Second ground of appeal
[41] Ms Shanahan submits that Mr Wong-Tung’s sentence of imprisonment does not appropriately recognise his needs for rehabilitation and support with reintegrating into the community. She submits that any punitive element for the purposes of sentencing has already been addressed by the length of time Mr Wong-Tung has spent in custody. Instead, the focus should be on Mr Wong-Tung’s rehabilitative prospects and need for support within the community.
[42] Ms Shanahan submits that Mr Wong-Tung requires support and access to rehabilitative courses and programmes for his safe reintegration into the community, as evidenced by the cultural and psychiatric reports. She submits that the opportunities for rehabilitation in a maximum security prison, where Mr Wong-Tung is serving his sentence, are limited.
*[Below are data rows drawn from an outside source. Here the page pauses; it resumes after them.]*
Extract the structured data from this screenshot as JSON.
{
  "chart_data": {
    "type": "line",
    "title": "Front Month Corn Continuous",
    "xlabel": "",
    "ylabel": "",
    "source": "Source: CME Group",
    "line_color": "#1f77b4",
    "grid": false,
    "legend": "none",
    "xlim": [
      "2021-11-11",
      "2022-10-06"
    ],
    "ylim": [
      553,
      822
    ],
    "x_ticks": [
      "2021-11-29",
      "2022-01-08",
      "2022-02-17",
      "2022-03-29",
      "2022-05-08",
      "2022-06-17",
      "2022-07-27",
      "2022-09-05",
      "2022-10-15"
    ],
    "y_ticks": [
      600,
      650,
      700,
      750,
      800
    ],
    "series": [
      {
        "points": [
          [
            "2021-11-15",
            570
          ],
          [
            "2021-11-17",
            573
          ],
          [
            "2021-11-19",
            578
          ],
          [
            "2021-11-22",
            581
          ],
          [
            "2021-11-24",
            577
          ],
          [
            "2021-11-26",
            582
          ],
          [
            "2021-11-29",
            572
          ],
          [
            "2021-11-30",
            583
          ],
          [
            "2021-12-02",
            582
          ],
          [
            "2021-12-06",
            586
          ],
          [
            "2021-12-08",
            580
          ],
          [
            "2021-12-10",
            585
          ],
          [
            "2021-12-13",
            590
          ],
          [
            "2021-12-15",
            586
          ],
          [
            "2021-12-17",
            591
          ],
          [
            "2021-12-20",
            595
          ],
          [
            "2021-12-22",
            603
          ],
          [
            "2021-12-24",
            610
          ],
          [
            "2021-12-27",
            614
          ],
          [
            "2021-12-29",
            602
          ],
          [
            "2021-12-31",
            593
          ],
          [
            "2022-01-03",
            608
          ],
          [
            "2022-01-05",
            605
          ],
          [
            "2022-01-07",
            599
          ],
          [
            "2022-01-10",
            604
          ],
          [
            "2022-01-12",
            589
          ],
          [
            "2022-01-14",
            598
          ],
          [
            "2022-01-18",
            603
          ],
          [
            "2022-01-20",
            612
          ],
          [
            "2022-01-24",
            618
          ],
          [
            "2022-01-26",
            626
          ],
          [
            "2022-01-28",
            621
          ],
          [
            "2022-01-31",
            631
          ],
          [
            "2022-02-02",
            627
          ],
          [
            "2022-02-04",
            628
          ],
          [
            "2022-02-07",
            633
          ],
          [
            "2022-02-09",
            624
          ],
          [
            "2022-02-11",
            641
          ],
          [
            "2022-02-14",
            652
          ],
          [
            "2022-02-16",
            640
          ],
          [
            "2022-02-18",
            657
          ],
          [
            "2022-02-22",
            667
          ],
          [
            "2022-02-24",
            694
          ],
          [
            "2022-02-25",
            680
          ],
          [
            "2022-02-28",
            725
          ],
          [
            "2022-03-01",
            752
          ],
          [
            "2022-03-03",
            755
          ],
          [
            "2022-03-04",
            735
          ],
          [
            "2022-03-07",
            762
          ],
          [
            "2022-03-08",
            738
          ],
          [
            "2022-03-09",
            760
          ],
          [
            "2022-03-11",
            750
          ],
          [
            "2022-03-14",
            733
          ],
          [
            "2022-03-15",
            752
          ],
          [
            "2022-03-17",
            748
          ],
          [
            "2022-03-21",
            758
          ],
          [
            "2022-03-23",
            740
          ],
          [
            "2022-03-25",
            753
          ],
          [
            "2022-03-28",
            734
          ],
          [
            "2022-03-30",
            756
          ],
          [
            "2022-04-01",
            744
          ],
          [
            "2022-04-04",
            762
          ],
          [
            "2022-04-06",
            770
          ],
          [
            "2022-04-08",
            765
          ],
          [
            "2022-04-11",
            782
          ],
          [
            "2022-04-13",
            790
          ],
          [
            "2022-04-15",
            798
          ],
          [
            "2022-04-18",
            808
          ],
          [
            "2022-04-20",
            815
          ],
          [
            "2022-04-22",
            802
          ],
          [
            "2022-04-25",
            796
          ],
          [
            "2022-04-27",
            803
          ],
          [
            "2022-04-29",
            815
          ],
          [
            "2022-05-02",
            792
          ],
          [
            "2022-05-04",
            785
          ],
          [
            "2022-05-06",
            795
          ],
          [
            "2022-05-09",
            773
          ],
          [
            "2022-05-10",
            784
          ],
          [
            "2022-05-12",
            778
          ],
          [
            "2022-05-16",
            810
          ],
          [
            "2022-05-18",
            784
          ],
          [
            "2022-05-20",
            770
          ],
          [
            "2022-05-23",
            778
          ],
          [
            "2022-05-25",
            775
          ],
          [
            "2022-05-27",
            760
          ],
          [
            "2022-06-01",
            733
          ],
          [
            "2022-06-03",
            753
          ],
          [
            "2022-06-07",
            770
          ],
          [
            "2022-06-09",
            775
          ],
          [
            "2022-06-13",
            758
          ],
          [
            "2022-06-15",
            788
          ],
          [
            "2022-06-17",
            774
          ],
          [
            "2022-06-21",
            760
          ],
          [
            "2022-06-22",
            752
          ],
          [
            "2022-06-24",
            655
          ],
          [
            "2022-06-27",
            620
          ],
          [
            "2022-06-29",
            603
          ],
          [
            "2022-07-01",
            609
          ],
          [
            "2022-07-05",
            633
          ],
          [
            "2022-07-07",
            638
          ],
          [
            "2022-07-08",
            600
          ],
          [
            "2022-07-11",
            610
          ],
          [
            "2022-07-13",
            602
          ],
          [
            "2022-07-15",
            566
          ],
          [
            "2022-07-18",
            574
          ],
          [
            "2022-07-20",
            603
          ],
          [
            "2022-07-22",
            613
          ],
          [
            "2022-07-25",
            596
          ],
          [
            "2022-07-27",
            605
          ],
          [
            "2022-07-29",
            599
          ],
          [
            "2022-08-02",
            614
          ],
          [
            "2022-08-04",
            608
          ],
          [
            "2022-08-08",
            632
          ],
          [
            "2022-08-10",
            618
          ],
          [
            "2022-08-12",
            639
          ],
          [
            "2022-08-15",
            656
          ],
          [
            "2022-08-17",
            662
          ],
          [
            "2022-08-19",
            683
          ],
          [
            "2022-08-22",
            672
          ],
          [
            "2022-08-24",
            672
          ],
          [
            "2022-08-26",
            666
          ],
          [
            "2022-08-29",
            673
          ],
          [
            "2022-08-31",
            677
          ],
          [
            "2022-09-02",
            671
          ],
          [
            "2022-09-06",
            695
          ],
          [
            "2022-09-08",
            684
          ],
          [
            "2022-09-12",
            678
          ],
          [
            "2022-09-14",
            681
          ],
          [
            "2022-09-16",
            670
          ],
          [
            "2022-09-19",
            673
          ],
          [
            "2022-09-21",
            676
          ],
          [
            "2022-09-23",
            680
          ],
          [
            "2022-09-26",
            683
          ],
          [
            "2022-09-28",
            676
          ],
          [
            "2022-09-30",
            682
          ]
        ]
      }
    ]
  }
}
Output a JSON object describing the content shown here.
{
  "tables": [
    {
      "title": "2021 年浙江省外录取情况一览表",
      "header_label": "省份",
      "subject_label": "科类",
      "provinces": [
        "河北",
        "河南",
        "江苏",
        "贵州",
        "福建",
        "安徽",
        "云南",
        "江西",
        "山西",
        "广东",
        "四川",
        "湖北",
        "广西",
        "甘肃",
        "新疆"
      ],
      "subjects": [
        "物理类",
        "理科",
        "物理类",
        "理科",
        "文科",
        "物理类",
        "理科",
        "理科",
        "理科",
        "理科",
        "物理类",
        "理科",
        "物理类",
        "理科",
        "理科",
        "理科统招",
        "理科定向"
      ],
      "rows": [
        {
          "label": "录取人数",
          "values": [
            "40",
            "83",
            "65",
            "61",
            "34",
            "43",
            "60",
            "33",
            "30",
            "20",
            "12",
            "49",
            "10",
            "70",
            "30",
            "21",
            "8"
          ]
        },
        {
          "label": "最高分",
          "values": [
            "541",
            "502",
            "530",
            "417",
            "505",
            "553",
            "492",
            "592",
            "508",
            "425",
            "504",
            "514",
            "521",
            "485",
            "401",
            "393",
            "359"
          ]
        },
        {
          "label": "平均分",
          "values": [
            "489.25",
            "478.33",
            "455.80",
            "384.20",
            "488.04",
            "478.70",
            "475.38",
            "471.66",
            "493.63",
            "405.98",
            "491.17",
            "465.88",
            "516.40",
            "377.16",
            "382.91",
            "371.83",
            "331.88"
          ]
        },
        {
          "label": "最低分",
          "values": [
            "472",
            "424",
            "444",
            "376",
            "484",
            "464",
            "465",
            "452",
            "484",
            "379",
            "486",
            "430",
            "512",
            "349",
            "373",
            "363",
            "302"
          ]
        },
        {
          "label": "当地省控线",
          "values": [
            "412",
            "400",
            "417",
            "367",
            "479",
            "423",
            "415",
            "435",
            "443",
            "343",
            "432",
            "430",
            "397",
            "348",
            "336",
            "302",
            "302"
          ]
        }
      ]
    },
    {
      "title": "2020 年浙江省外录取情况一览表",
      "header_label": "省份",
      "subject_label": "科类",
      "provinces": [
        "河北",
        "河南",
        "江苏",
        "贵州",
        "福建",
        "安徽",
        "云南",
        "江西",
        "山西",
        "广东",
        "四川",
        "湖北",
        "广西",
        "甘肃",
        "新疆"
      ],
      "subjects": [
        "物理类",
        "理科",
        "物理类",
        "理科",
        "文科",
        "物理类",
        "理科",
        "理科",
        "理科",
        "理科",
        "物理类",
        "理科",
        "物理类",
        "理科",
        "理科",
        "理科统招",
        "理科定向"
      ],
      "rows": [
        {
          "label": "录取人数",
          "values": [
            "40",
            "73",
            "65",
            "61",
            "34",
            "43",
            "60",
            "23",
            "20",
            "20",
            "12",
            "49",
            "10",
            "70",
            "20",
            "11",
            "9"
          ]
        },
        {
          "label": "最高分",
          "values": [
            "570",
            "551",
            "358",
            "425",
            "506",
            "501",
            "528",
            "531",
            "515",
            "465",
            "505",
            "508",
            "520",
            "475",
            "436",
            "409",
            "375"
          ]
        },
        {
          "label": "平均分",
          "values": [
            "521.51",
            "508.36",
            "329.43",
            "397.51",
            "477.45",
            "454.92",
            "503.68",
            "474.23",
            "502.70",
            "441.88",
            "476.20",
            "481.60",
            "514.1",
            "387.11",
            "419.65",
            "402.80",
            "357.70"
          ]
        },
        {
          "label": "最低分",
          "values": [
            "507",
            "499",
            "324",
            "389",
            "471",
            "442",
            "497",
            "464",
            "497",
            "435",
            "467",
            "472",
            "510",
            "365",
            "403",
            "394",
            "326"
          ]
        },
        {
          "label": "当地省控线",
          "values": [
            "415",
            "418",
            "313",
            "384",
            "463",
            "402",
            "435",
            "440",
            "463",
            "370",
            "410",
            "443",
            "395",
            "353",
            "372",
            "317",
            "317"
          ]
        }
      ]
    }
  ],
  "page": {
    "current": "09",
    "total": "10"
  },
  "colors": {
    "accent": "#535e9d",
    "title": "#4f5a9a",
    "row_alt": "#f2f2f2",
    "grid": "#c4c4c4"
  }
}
Rather, Mr Wong-Tung’s rehabilitation needs would be more appropriately addressed from within the community. It is contended, notwithstanding his extensive criminal history, that Mr Wong-Tung has a strong chance of rehabilitation. His mother and brother are willing to assist him in that regard.
[43] Ms Shanahan submits that had the Judge imposed a sentence of 24 months, this would have had a significant effect in practice because at the time of sentencing,
19 Refer [22] above.
Mr Wong-Tung would have served his sentence due to the time he had spent in custody. With a 26 months’ sentence his statutory release date is 7 January 2025.
[44] The Judge referred to the need to take into account rehabilitation and reintegration. She said she was impressed that Mr Wong-Tung had made a start but it was only a very small start.
[45] I do not consider the Judge was wrong in deciding it was appropriate to prioritise other sentencing principles. While serving a sentence for dishonesty offending Mr Wong-Tung kidnapped a young woman overnight at gunpoint. The nature and scale of Mr Wong-Tung’s offending means that the sentencing purposes of accountability, denunciation and deterrence are engaged.20
Result
[46] The sentence of two years and two months’ imprisonment is not manifestly excessive.
[47]The appeal is dismissed.
Gordon J
20 Sentencing Act 2002, s 7(1)(a), (e) and (f).